Adding a tmpfs mount to xencommons, if using the C xenstored, might be a good idea -- I'll float that with upstream and see what they say.
As an alternate, can you try using the ocaml-based oxenstored (which doesn't use the filesystem as its atomicity mechanism)?
To use oxenstored:
- Install the xen-ocaml package
- Reboot dom0
- Verify that oxenstored is running:
# ps ax | grep xenstore 654 ? S 0:00 /usr/sbin/oxenstored --pid-file /var/run/xenstored.pid
(On my to-do list is to get oxenstored into the core xen-runtime package, which would also resolve this situation, I believe.)

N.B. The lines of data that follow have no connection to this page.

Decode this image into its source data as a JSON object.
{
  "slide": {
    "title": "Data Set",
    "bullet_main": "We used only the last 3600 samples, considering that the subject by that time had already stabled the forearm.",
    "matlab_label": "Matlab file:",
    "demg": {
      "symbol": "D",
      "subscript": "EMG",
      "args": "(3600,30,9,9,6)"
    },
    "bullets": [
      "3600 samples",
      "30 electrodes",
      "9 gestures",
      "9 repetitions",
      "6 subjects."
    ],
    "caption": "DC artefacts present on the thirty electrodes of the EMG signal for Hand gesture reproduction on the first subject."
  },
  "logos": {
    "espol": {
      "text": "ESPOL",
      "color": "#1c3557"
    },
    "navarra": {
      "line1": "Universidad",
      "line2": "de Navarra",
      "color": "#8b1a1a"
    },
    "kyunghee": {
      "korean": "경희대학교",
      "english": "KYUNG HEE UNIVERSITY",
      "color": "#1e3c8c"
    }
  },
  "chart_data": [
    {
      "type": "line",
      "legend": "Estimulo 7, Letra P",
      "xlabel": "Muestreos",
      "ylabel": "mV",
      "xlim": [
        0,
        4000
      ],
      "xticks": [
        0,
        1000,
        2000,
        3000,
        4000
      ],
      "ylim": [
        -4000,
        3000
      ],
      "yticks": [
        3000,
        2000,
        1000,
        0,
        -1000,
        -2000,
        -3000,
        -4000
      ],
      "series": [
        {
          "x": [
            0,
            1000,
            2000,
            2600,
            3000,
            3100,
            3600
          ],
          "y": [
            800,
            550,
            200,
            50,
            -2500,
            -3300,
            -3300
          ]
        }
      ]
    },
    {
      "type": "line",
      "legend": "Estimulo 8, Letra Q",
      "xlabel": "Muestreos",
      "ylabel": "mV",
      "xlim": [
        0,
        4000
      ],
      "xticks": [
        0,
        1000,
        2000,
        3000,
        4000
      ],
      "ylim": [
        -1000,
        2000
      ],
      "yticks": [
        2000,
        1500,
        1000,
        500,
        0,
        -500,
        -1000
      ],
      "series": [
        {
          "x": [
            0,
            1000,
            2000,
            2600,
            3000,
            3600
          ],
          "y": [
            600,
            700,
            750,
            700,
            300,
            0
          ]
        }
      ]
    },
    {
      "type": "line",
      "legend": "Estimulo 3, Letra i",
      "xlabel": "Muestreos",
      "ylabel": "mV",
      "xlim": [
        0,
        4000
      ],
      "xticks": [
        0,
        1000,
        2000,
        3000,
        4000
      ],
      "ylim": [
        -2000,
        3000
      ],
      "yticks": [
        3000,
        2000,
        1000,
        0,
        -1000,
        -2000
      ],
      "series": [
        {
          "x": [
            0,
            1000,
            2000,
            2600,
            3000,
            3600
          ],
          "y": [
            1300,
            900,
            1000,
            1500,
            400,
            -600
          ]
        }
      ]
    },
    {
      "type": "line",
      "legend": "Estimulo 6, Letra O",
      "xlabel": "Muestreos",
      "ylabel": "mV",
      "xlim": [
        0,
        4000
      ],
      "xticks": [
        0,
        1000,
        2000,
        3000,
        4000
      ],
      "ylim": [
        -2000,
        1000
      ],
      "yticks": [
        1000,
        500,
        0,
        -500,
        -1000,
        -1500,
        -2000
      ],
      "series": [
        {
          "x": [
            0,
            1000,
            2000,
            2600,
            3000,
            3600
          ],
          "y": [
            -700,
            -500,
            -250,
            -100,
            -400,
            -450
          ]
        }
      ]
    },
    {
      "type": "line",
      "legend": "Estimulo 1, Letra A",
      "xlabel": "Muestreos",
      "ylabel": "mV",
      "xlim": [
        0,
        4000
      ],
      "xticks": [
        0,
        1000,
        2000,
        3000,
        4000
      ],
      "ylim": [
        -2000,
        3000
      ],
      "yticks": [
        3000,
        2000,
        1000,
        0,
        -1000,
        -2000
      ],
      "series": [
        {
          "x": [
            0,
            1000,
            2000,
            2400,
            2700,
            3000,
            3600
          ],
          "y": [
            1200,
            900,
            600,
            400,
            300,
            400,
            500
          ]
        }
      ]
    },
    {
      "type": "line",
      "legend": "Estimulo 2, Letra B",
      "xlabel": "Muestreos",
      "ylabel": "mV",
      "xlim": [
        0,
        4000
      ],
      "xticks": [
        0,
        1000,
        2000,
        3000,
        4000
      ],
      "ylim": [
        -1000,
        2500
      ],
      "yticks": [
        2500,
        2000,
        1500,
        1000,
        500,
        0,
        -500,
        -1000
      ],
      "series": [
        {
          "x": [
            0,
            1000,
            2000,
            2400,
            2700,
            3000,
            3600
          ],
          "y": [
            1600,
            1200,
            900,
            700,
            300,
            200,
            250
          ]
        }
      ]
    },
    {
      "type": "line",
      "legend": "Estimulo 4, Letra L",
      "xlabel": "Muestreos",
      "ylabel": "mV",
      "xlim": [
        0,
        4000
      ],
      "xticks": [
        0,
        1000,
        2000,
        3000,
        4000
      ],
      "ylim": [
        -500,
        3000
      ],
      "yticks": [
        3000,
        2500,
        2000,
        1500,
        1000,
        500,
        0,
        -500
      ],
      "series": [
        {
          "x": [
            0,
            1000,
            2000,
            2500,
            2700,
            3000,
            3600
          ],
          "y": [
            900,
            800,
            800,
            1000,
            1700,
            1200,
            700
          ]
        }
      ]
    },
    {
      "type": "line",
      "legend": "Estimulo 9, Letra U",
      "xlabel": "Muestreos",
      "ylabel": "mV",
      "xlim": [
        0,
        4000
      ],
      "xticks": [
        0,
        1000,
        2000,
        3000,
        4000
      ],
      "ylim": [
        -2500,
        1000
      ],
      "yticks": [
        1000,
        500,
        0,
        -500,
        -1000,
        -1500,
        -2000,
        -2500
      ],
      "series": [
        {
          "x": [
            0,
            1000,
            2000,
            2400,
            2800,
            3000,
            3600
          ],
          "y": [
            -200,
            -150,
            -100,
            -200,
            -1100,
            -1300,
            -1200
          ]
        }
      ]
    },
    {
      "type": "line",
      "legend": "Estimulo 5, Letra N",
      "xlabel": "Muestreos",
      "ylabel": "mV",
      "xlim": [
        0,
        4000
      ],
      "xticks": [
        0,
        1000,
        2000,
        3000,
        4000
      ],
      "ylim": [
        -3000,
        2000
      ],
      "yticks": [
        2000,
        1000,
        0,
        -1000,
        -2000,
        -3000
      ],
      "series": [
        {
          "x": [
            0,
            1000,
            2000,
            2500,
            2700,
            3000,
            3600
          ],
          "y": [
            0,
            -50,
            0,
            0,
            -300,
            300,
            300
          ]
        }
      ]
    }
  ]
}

FWIW, I used the following shell snippet to create 80 VMs (which crash immediately without an initrd but still take up space in xenstore):
for i in {1..80} ; do xl create null.cfg name="t$i" kernel="/boot/vmlinuz-3.18.12-11.el7.x86_64" memory="40" on_crash="preserve" ; done
And then used the shell snippet from the bug report to generate load:
while true; do xl list &> /dev/null; usleep 5000;done
With xenstored normally the CPU load was about 30%. Mounted under tmpfs, it was slightly smaller, around 20%, but swung around wildly. With oxenstored it was about 15%.
This is with xfs as the filesystem.
That doesn't seem big enough to warrant a lot of effort: if you can reproduce the 75% numbers from the bug report I'll pursue it further, otherwise I'll probably just leave it.